Majdan - Platz der Auseinandersetzung

Ukraine: zu zögerliche Reform des Verfassungsgerichts

Die Reform des Verfassungsgerichts in der Ukraine wurde im Juni 2016 eingeleitet. Das Gesetz für ihre Umsetzung wurde erst im Juli 2017 verabschiedet. Daher blieb das Verfassungsgericht der Ukraine gelähmt. Bis Ende des Jahres werden fünf Richterposten wieder besetzt. Allerdings ist das Auswahlverfahren wenig transparent und wird von Gremien der Zivilgesellschaft kritisiert.

Der friedlich aussehende Platz war 2013/14 Zentrum der Auseinandersetzung zwischen der Jugend und einem autoritären Regime

Warum sind die Reformen so schwierig umzusetzen?

Seit 2014 befindet sich die Ukraine in einem Prozess der politischen Perturbationen.
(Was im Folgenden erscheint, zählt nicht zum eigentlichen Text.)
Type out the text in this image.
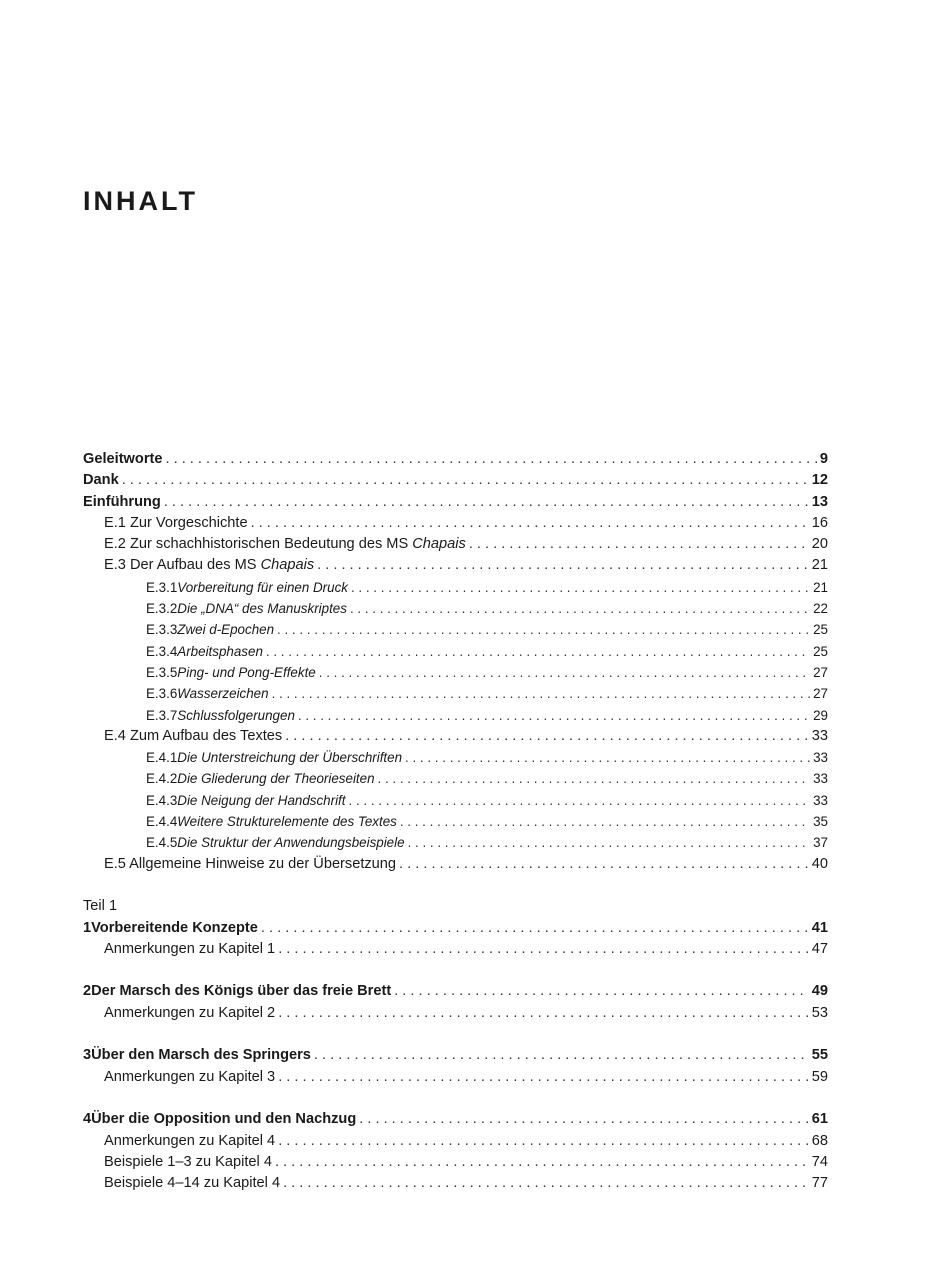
INHALT
Geleitworte . . .	9
Dank . . .	12
Einführung . . .	13
E.1 Zur Vorgeschichte . . .	16
E.2 Zur schachhistorischen Bedeutung des MS Chapais . . .	20
E.3 Der Aufbau des MS Chapais . . .	21
E.3.1 Vorbereitung für einen Druck . . .	21
E.3.2 Die „DNA“ des Manuskriptes . . .	22
E.3.3 Zwei d-Epochen . . .	25
E.3.4 Arbeitsphasen . . .	25
E.3.5 Ping- und Pong-Effekte . . .	27
E.3.6 Wasserzeichen . . .	27
E.3.7 Schlussfolgerungen . . .	29
E.4 Zum Aufbau des Textes . . .	33
E.4.1 Die Unterstreichung der Überschriften . . .	33
E.4.2 Die Gliederung der Theorieseiten . . .	33
E.4.3 Die Neigung der Handschrift . . .	33
E.4.4 Weitere Strukturelemente des Textes . . .	35
E.4.5 Die Struktur der Anwendungsbeispiele . . .	37
E.5 Allgemeine Hinweise zu der Übersetzung . . .	40
Teil 1
1 Vorbereitende Konzepte . . .	41
Anmerkungen zu Kapitel 1 . . .	47
2 Der Marsch des Königs über das freie Brett . . .	49
Anmerkungen zu Kapitel 2 . . .	53
3 Über den Marsch des Springers . . .	55
Anmerkungen zu Kapitel 3 . . .	59
4 Über die Opposition und den Nachzug . . .	61
Anmerkungen zu Kapitel 4 . . .	68
Beispiele 1–3 zu Kapitel 4 . . .	74
Beispiele 4–14 zu Kapitel 4 . . .	77
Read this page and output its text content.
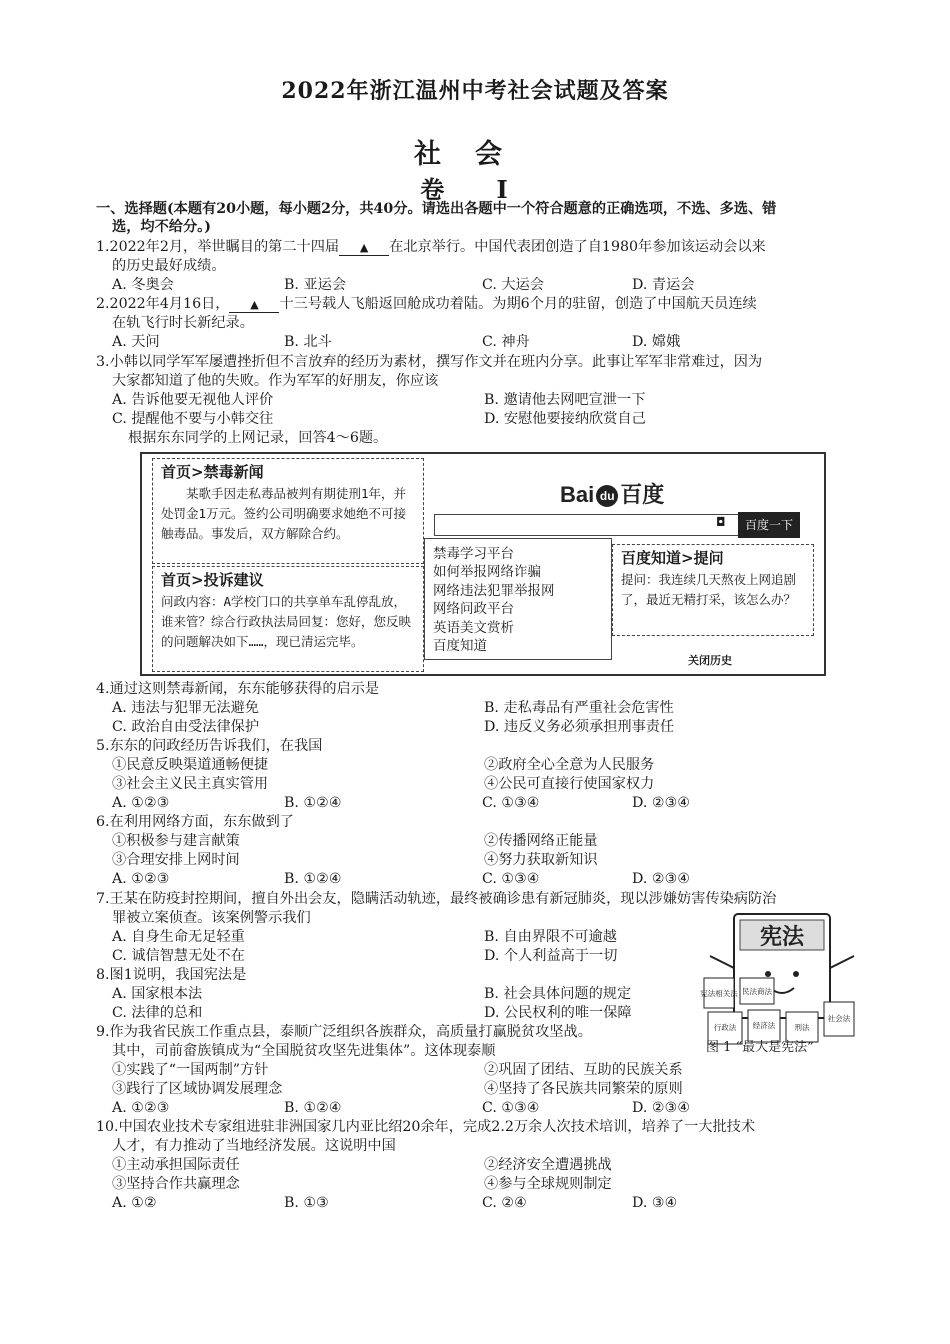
2022年浙江温州中考社会试题及答案
社会
卷 Ⅰ
一、选择题(本题有20小题，每小题2分，共40分。请选出各题中一个符合题意的正确选项，不选、多选、错
选，均不给分。)
1.2022年2月，举世瞩目的第二十四届 ▲ 在北京举行。中国代表团创造了自1980年参加该运动会以来
的历史最好成绩。
A. 冬奥会	B. 亚运会	C. 大运会	D. 青运会
2.2022年4月16日， ▲ 十三号载人飞船返回舱成功着陆。为期6个月的驻留，创造了中国航天员连续
在轨飞行时长新纪录。
A. 天问	B. 北斗	C. 神舟	D. 嫦娥
3.小韩以同学军军屡遭挫折但不言放弃的经历为素材，撰写作文并在班内分享。此事让军军非常难过，因为
大家都知道了他的失败。作为军军的好朋友，你应该
A. 告诉他要无视他人评价	B. 邀请他去网吧宣泄一下
C. 提醒他不要与小韩交往	D. 安慰他要接纳欣赏自己
根据东东同学的上网记录，回答4～6题。
首页>禁毒新闻
某歌手因走私毒品被判有期徒刑1年，并处罚金1万元。签约公司明确要求她绝不可接触毒品。事发后，双方解除合约。
首页>投诉建议
问政内容：A学校门口的共享单车乱停乱放，谁来管？综合行政执法局回复：您好，您反映的问题解决如下……，现已清运完毕。
Bai du 百度
◘	百度一下
禁毒学习平台
如何举报网络诈骗
网络违法犯罪举报网
网络问政平台
英语美文赏析
百度知道
百度知道>提问
提问：我连续几天熬夜上网追剧了，最近无精打采，该怎么办？
关闭历史
4.通过这则禁毒新闻，东东能够获得的启示是
A. 违法与犯罪无法避免	B. 走私毒品有严重社会危害性
C. 政治自由受法律保护	D. 违反义务必须承担刑事责任
5.东东的问政经历告诉我们，在我国
①民意反映渠道通畅便捷	②政府全心全意为人民服务
③社会主义民主真实管用	④公民可直接行使国家权力
A. ①②③	B. ①②④	C. ①③④	D. ②③④
6.在利用网络方面，东东做到了
①积极参与建言献策	②传播网络正能量
③合理安排上网时间	④努力获取新知识
A. ①②③	B. ①②④	C. ①③④	D. ②③④
7.王某在防疫封控期间，擅自外出会友，隐瞒活动轨迹，最终被确诊患有新冠肺炎，现以涉嫌妨害传染病防治
罪被立案侦查。该案例警示我们
A. 自身生命无足轻重	B. 自由界限不可逾越
C. 诚信智慧无处不在	D. 个人利益高于一切
8.图1说明，我国宪法是
A. 国家根本法	B. 社会具体问题的规定
C. 法律的总和	D. 公民权利的唯一保障
宪法
宪法相关法 民法商法
行政法 经济法	刑法
社会法
图 1 “最大是宪法”
9.作为我省民族工作重点县，泰顺广泛组织各族群众，高质量打赢脱贫攻坚战。
其中，司前畲族镇成为“全国脱贫攻坚先进集体”。这体现泰顺
①实践了“一国两制”方针	②巩固了团结、互助的民族关系
③践行了区域协调发展理念	④坚持了各民族共同繁荣的原则
A. ①②③	B. ①②④	C. ①③④	D. ②③④
10.中国农业技术专家组进驻非洲国家几内亚比绍20余年，完成2.2万余人次技术培训，培养了一大批技术
人才，有力推动了当地经济发展。这说明中国
①主动承担国际责任	②经济安全遭遇挑战
③坚持合作共赢理念	④参与全球规则制定
A. ①②	B. ①③	C. ②④	D. ③④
Die Werchowna Rada, das Parlament der Ukraine, hat viele Reformen in Gang gesetzt. Der Umsetzung stehen viele Hindernisse im Weg, bedingt durch den Krieg mit Russland, die sowjetische Vergangenheit und auch die mit jeder Reform verbundenen Komplexität. Das Land will auf eine andere Lebensordnung umschalten. Dieser Wille kommt zu wenig zum Tragen, weil die politische Elite zersplittert und damit schwach ist. Die Bürger haben in einer Art paternalistischer Einstellung zu hohe Erwartungen an die Politik. Diese Umstände bremsen die Entwicklung und machen den Erfolg der Reformen fraglich. Wie schwierig die Reformen vorankommen, zeigt die Gesetzgebung zur Auswahl der Richter für das Verfassunbgsgericht.

Skepsis gegenüber dem Verfassungsgericht  

2010 hatte das Verfassungsgericht der Ukraine gegen die Verfassung gerichtete Entscheidung getroffen, die sich später zu einer Krise und zur Absetzung des Präsidenten Wiktor Janukowytsch führte. Denn das Gericht änderte damals die Verfassung, um die Machtbefugnisse des damaligen Präsidenten erheblich auszuweiten. Das führte zu den Auseinandersetzungen 2013/14. Die Diktatur und die hunderte Toten während der Majdan-Proteste im Winter 2014 haben allen gezeigt, wie entscheidend die Unabhängigkeit des Verfassungsgerichts ist.

Das Verfassungsgericht war ein Jahr lang lahmgelegt

2017 hat das Verfassungsgericht der Ukraine kein Urteil gefällt und keine Entscheidung getroffen. Es konnte weder seinen Vorsitzenden wählen noch die Richter entlassen, deren Amtsperiode zu Ende gegangen ist. Einer der Gründe dafür ist die unzureichende Zahl der Mitglieder des Gerichts. Nur 13 der 18 Richterstellen sind besetzt. Damit das Gericht eine Entscheidung treffen kann, müssen mindestens 10 Stimmen abgegeben werden. Um die Richter nach dem neuen Auswahlverfahren zu ernennen, musste das Parlament ein Durchführungsgesetz verabschieden. Das zögerten die Abgeordneten heraus.  

Auswahl durch Wettbewerb

Die Reform des Verfassungsgerichts, die im Juni 2016 verabschiedet wurde, hat die Auswahl der Richter durch einen Wettbewerb eingeführt. Das soll die Unabhängigkeit des Organs garantieren. Dieses Auswahlverfahren ist anderswo nicht üblich. Für die ukrainische Realität könnte es jedoch seine Aufgabe erfüllen. Das neue Gesetz verzerrt jedoch das ganze Verfahren, indem es die Auswahl auf eine formale Papierbewertung und Interviews beschränkt. Die Kandidaten wurden weder Qualifikationstests unterworfen noch mussten sie Fälle lösen. Es gab auch keine psychologischen Tests. Das ermöglicht den Politikern, das Verfassungsgericht zu beeinflussen. Damit bleiben die fundamentalen Probleme, die seit 2010 faktisch zu dem autoritären Regimes Janukowytschs führten, anstatt die Krise der Verfassungsgeerichtsbarkeit durch eine entsprechende Gesetzgebung zu überwinden.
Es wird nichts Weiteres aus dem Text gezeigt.